Zawodnik Olympique’u Lyon w jednym z ostatnich wywiadów z klubową telewizją oświadczył, że chciałby dołączyć do 13-krotnych zdobywców Pucharu Europy.

– Moim marzeniem jest gra w Realu Madryt – wyjawił utalentowany zawodnik.

Dodajmy, że to nie pierwszy raz, kiedy 16-latek otwarcie mówi o swojej przyszłości, puszczając przy okazji oko w kierunku „Los Blancos”. Przed dwoma miesiącami został on bowiem poproszony o wybór pomiędzy Barceloną i Realem Madryt. Wówczas bez wahania wskazał na klub ze stolicy Hiszpanii.

Warto przy tym wiedzieć, że z Francji napływają wieści o możliwości pozyskania Cherkiego przez madrytczyków już podczas najbliższego okna transferowego i wypożyczeniu go na dwa najbliższe sezony z powrotem do OL. Po ukończeniu 18 lat piłkarz przywędrowałby zatem na Estadio Santiago Bernabéu i walczył o najwyższe cele, a jak zapowiada, wśród nich jest chociażby Złota Piłka.

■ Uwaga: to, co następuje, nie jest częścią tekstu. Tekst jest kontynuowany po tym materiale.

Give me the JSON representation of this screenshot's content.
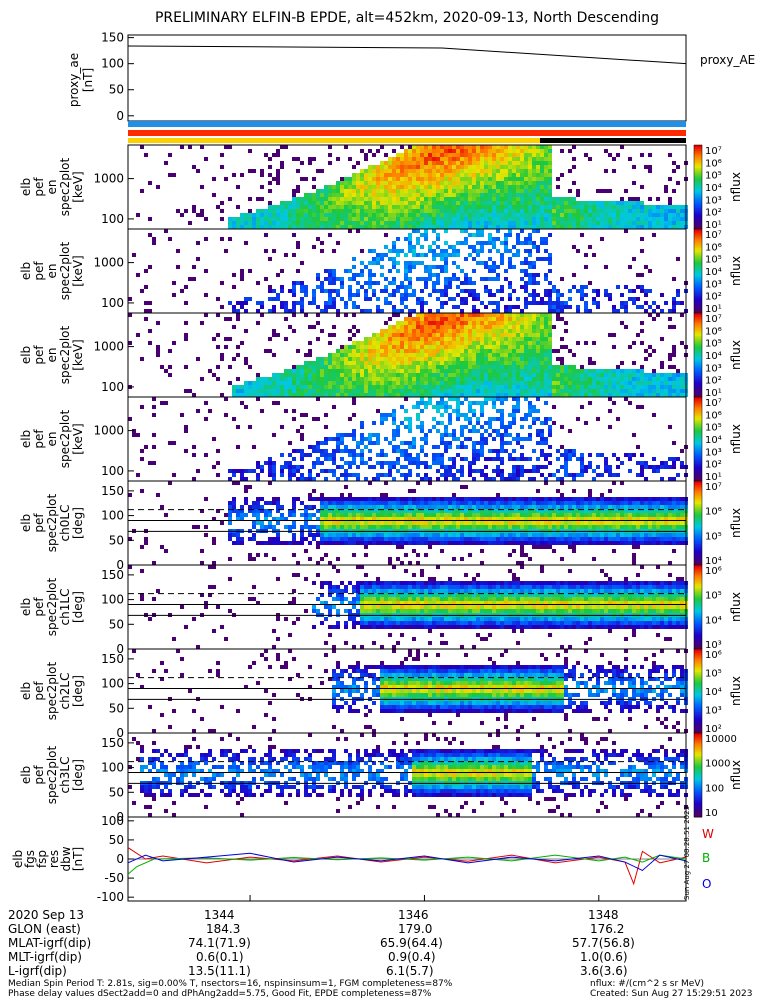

Nie brakuje również doniesień, że „Królewscy” posiadają pierwszeństwo do Francuza, który z powodzeniem może również występować na obu skrzydłach, jak i na szpicy ataku. W takiej sytuacji Hiszpanie byliby informowani o każdej otrzymanej ofercie za 16-latka i mogliby ją wyrównać, jednocześnie zapewniając sobie jego angaż.

Czas pokaże, czy zawodnik „Les Gones” już wkrótce zrealizuje swoje marzenie i tym samym dołączy do Realu Madryt, który w ostatnich latach coraz częściej sięga po wyróżniających się nastolatków z całego świata.